February 4, 2024
• India’s Astro Sat, a groundbreaking multi-wavelength astronomy mission, has achieved a remarkable feat by measuring the X-ray polarisation of the Cygnus X-1 black hole system. This achievement sheds light on the enigmatic nature of Cygnus X-1, one of the first confirmed black hole systems in our galaxy.
Key Facts about Cygnus X-1
• Discovered over four decades ago, Cygnus X-1 is situated at a distance approximately 400 times greater than the Earth-Sun distance. The black hole within this system is a staggering 20 times heavier than the Sun, forming a binary system with a companion heavy supergiant star, which is 40 times more massive than the Sun. The gravitational influence of the black hole triggers the spiraling of material from the supergiant, forming a thin accretion disk responsible for emitting soft X-rays.
Significance of X-ray Polarisation
• Traditionally, X-ray measurements focused solely on the energy or intensity of radiations. However, Astro Sat’s measurement of X-ray polarisation in the Cygnus X-1 system provides a unique perspective. The polarisation characteristics of X-rays, revealing the orientation of the oscillating electric field, offer valuable insights into the geometry and other properties of the black hole.
Understanding the Measurements
• Astro Sat’s observation of high polarisation in the 100-380 keV range indicates that radiation emitted from the source, particularly at energies above 100 keV, likely originates from the black hole jet. This revelation unveils a deeper understanding of the mechanisms at play within the Cygnus X-1 system, emphasizing the role of X-ray polarisation in decoding the celestial phenomena.

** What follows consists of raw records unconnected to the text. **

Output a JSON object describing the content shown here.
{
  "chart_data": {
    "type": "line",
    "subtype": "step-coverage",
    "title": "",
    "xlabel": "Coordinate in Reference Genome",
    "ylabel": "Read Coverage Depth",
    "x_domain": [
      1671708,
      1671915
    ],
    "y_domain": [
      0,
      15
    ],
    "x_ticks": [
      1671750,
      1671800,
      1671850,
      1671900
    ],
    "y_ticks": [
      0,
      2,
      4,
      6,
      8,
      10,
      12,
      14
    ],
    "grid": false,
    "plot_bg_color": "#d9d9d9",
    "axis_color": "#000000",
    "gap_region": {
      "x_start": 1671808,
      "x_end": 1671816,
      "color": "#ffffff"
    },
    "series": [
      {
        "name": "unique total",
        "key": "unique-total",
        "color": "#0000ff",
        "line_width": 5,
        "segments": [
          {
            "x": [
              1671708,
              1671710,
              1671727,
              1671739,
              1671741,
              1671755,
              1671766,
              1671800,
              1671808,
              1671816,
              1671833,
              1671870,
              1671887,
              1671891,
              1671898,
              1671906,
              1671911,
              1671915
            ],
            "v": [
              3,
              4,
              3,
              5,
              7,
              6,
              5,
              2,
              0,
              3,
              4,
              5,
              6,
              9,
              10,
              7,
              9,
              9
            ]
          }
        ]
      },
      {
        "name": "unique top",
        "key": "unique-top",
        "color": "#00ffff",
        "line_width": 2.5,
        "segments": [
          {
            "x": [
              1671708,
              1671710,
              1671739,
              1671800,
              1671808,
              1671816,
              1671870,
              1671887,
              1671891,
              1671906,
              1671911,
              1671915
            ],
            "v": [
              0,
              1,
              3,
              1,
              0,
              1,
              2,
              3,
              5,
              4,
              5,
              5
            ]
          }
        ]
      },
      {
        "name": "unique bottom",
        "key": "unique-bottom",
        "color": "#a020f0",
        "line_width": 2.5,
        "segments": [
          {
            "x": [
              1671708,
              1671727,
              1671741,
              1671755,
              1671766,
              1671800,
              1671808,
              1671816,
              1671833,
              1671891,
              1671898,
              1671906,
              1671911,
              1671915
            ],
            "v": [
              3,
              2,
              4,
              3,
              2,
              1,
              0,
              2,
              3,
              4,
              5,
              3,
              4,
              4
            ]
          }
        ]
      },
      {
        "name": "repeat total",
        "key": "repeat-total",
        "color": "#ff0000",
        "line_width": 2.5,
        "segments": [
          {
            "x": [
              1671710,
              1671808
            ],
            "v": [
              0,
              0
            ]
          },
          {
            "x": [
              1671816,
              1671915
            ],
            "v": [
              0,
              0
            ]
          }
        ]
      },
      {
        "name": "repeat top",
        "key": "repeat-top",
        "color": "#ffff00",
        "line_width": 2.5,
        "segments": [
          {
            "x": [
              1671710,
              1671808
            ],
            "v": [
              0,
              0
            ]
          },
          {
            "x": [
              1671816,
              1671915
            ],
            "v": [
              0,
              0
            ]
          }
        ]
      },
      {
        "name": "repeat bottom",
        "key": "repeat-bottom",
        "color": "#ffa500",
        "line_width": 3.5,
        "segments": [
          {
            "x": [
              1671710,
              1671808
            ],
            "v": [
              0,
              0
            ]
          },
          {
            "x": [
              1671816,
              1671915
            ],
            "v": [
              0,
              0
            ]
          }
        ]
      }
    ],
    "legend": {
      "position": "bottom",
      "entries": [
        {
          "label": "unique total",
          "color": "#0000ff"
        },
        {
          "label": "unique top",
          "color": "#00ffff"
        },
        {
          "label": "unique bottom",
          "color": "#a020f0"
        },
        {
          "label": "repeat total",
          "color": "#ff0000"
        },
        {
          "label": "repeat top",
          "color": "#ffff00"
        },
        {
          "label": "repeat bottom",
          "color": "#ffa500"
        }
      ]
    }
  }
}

• In conclusion, India’s Astro Sat has accomplished a significant milestone in unraveling the mysteries of the Cygnus X-1 black hole system. By measuring X-ray polarisation, it has provided crucial insights into the geometry and properties of this captivating celestial entity. This achievement marks a stride forward in our comprehension of black hole dynamics and contributes to the broader field of astrophysics.